Penulis: Bahri Kurniawan
Editor: Johnson Simanjuntak
TRIBUNNEWS.COM, JAKARTA - Keputusan Susilo Bambang Yudhoyono memberhentikan Jumhur Hidayat dari jabatannya sebagai Kepala Badan Nasional Penempatan dan Perlindungan Tenaga Kerja Indonesia (BNP2TKI) dinilai sebagai sebuah keputusan yang tepat.
Pakar Komunikasi Politik dari Universitas Paramadina, Hendri Satrio menilai, pemberhentian Jumhur oleh SBY sudah bisa diprediksi sebelumnya.
“Sejak awal saya melihat, komunikasi politik yang dilakukan Jumhur sudah tidak tepat dan salah sasaran. Apa yang dilakukan Jumhur tidak pas secara etika. Mungkin Jumhur ingin memanfaatkan kebaikan SBY, tetapi SBY ternyata tegas terhadap dirinya” ujar Hendri, Selasa (18/3/2014).
Lebih jauh dikatakan Hendri, prospek Jumhur di PDIP pun sebenarnya belum jelas, terlebih PDIP juga belum tentu juga akan menang pada Pemilu 2014 ini.
“Saya rasa PDIP belum tentu menang, kok. Lagi pula, saya rasa PDIP akan lebih mengutamakan kader yang sudah berjuang bersama dalam waktu lama, bukan yang ‘mendadak PDIP,” tukasnya.
Sementara itu, Kepala Divisi Pendidikan Politik Solusi Pemuda Indonesia (SPI), Ramadhan Isa menilai keputusan SBY memecat Jumhur sebagai langkah yang cepat dan tepat. Ia menyebut Kepala BNP2TKI bukanlah jabatan yang berada di bawah kementerian, melainkan langsung di bawah presiden.
“Karena sikap Jumhur yang tiba-tiba langsung menjadi partisan partai oposisi, saya kira tindakan yang diambil seorang SBY cepat dan sangat tepat. Seharusnya kan Jumhur harus ingat, dia ‘kan dilantik oleh SBY,” jelas pria yang biasa disapa Dhani dan juga menjabat Ketua Serikat Buruh Muslimin Indonesia (SBMI).
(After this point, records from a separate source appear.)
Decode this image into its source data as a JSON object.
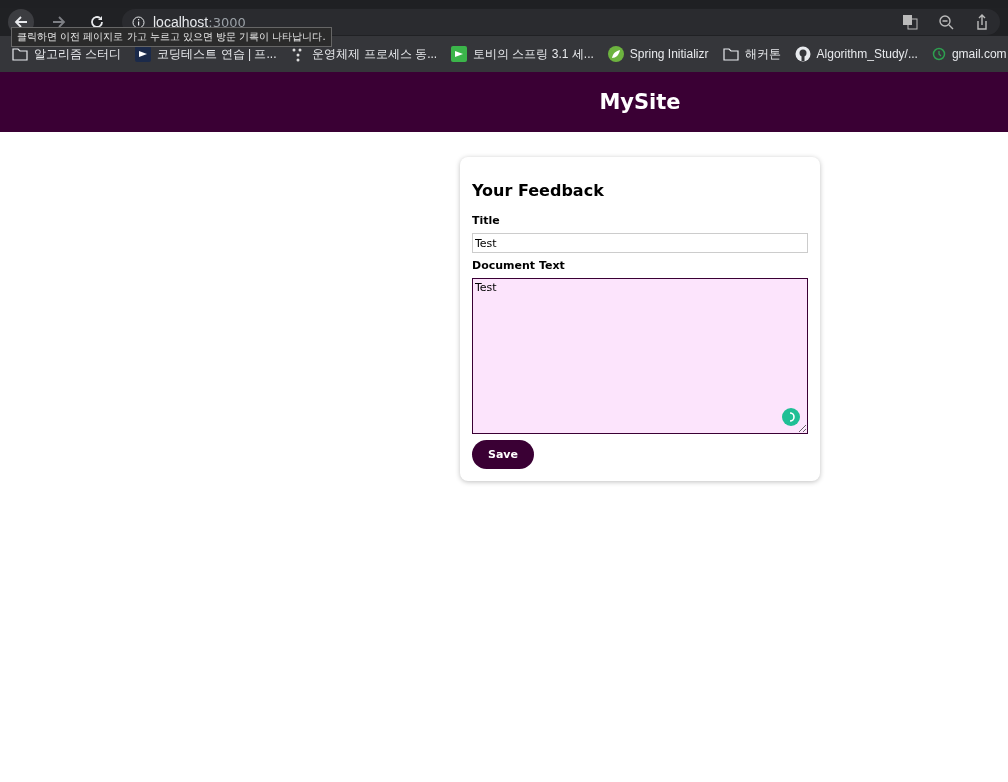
{
  "browser": {
    "address": {
      "host": "localhost",
      "port": ":3000"
    },
    "tooltip": "클릭하면 이전 페이지로 가고 누르고 있으면 방문 기록이 나타납니다.",
    "bookmarks": [
      {
        "kind": "folder",
        "label": "알고리즘 스터디"
      },
      {
        "kind": "site",
        "label": "코딩테스트 연습 | 프...",
        "color": "#1b2a4a"
      },
      {
        "kind": "dots",
        "label": "운영체제 프로세스 동..."
      },
      {
        "kind": "site",
        "label": "토비의 스프링 3.1 세...",
        "color": "#3bb54a"
      },
      {
        "kind": "leaf",
        "label": "Spring Initializr",
        "color": "#6db33f"
      },
      {
        "kind": "folder",
        "label": "해커톤"
      },
      {
        "kind": "github",
        "label": "Algorithm_Study/..."
      },
      {
        "kind": "clock",
        "label": "gmail.com",
        "color": "#2e9e4f"
      }
    ]
  },
  "header": {
    "title": "MySite"
  },
  "form": {
    "heading": "Your Feedback",
    "fields": [
      {
        "kind": "input",
        "label": "Title",
        "value": "Test",
        "focused": false
      },
      {
        "kind": "textarea",
        "label": "Document Text",
        "value": "Test",
        "focused": true
      }
    ],
    "button": "Save"
  }
}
Dhani berpendapat, prospek Jumhur ke depan di PDIP sendiri belum jelas. Karena PDIP merupakan partai yang berdasarkan fanatisme, melainkan lebih mengedepankan idealisme.
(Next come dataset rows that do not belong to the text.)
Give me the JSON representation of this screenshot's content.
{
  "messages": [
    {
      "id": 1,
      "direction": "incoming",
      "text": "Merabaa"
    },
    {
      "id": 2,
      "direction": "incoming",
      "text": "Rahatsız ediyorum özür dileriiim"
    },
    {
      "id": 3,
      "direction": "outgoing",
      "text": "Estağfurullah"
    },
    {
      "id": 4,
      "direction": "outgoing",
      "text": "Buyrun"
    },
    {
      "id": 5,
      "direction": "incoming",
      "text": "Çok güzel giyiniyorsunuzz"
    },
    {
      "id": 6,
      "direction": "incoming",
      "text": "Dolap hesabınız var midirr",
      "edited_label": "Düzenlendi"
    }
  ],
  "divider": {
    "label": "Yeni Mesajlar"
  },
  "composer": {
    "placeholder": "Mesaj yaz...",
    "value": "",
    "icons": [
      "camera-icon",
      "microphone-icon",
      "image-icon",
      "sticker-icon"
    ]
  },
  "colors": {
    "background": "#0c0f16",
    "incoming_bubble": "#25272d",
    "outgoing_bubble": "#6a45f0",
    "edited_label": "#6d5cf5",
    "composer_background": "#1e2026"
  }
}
“Jadi saya piker gerak Jumhur di PDIP tetap sempit karena dia akan diapit oleh kelompok-kelompok idealis. Menurut saya, PDIP juga akan memiliki banyak pertimbangan,” papar aktivis muda Nahdhatul Ulama ini.
Lebih lanjut dikatakannya, apa pun partainya sudah pasti mengalami pasang surut, termasuk PDIP. Mulai tahun Pemilu 1999, 2004, 2009, lalu sekarang Pemilu 2014, PDIP sudah megalami banyak pasang surut.
“PDIP juga tidak semudah itu untuk didikte oleh seorang Jumhur, meski dia memiliki uang banyak. Siapa yang loyal dan siapa yang tidak loyal, tidak semudah itu. Karena ada kelompok-kelompok idealis di sana. Kecuali PDIP menjadi partai yang pragmatis,” tandasnya.